Parallel Sets vs. Mosaic Plots (Take I)
Robert has released the wonderful parallel sets tool in version 2. It is JAVA, it is interactive – so what do we want more! As I spent some time thinking about the display of categorical data and creating tools for their visualization myself, I thought it would be a great idea to compare the parallel sets approach with mosaic plots and variants like fluctuation diagrams and multiple barcharts. I used the parallel sets tool and Mondrian to create the plots.
Now, when it comes to categorical data, there is no way to get around the
Titanic data
The most interesting feature to find in the Titanic data is the “woman and children first” policy. One oddity is the very small group of surviving male in 2nd class. This feature is queried in both plots.
In both plots we see that there is something wrong with the size of the group of surviving 2nd class males.
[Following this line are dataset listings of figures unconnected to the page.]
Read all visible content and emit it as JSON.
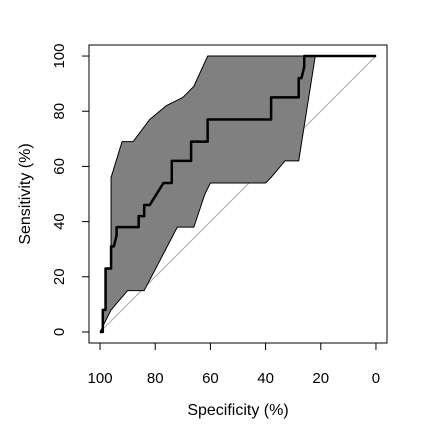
{
  "chart_data": {
    "type": "line",
    "title": "",
    "xlabel": "Specificity (%)",
    "ylabel": "Sensitivity (%)",
    "xlim": [
      100,
      0
    ],
    "ylim": [
      0,
      100
    ],
    "x_reversed": true,
    "grid": false,
    "legend": "none",
    "xticks": [
      100,
      80,
      60,
      40,
      20,
      0
    ],
    "yticks": [
      0,
      20,
      40,
      60,
      80,
      100
    ],
    "xtick_labels": [
      "100",
      "80",
      "60",
      "40",
      "20",
      "0"
    ],
    "ytick_labels": [
      "0",
      "20",
      "40",
      "60",
      "80",
      "100"
    ],
    "reference_line": {
      "x": [
        100,
        0
      ],
      "y": [
        0,
        100
      ],
      "color": "#aaaaaa"
    },
    "confidence_band": {
      "fill_color": "#808080",
      "edge_color": "#000000",
      "upper": {
        "x": [
          100,
          99,
          99,
          98,
          98,
          96,
          96,
          92,
          88,
          82,
          76,
          70,
          66,
          61,
          60,
          26,
          0
        ],
        "y": [
          0,
          0,
          8,
          8,
          23,
          23,
          56,
          69,
          69,
          77,
          82,
          85,
          89,
          100,
          100,
          100,
          100
        ]
      },
      "lower": {
        "x": [
          100,
          96,
          90,
          88,
          84,
          72,
          66,
          62,
          60,
          40,
          38,
          33,
          31,
          28,
          22,
          0
        ],
        "y": [
          0,
          8,
          15,
          15,
          15,
          38,
          38,
          50,
          54,
          54,
          56,
          62,
          62,
          62,
          100,
          100
        ]
      }
    },
    "series": [
      {
        "color": "#000000",
        "x": [
          100,
          99,
          99,
          98,
          98,
          96,
          96,
          95,
          94,
          94,
          86,
          86,
          84,
          84,
          82,
          82,
          77,
          74,
          74,
          67,
          67,
          61,
          61,
          38,
          38,
          30,
          30,
          28,
          28,
          27,
          26,
          26,
          0
        ],
        "y": [
          0,
          0,
          8,
          8,
          23,
          23,
          31,
          31,
          35,
          38,
          38,
          42,
          42,
          46,
          46,
          46,
          54,
          54,
          62,
          62,
          69,
          69,
          77,
          77,
          85,
          85,
          85,
          85,
          92,
          92,
          96,
          100,
          100
        ]
      }
    ]
  }
}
The policy “woman and children first” though, I find hard to see in the parallel sets – this might be a problem of a better ordering of the axes in the parallel sets view.
Detergent Data
One strength of mosaic plots is to show the degree of an association. The detergent data is a very good example to illustrate this. Let’s see how the two visualizations compare:
Whereas the stronger association between “Preference” and “M-User” is fairly obvious towards harder water and higher temperatures in the mosaic plot, I just see a (nice) regular pattern in the parallel sets.
Census Data
We finally want to look at a type of data where I know that mosaic plots usually have a hard time to deliver decent results and it is usually better to use multiple barcharts or fluctuation diagrams instead
I left out the standard mosaic plot altogether as it fails completely to give any information that can be interpreted. Censored zooming is incredible useful here.
I don’t want to summarize by now as I still need to learn more about parallel sets (which, btw are the same what Matt called hammock plots before).
Looking forward to your comments – which will hopefully lead to take II.
These examples display reference material jammed into a graphic that in itself makes no particular point. The designers have created a puzzle not a ‘solution’. While numeric riddles may be useful in newspapers or magazines, they are generally a barrier to communication. Why not just leave reference data in a reference table?
Although untrendy the humble table has proved to be a reliable, robust and readable structure for presenting data for the past 3,000 years. An old phrase flies into mind: “The emperor has no clothes”. Or perhaps I am being too harsh?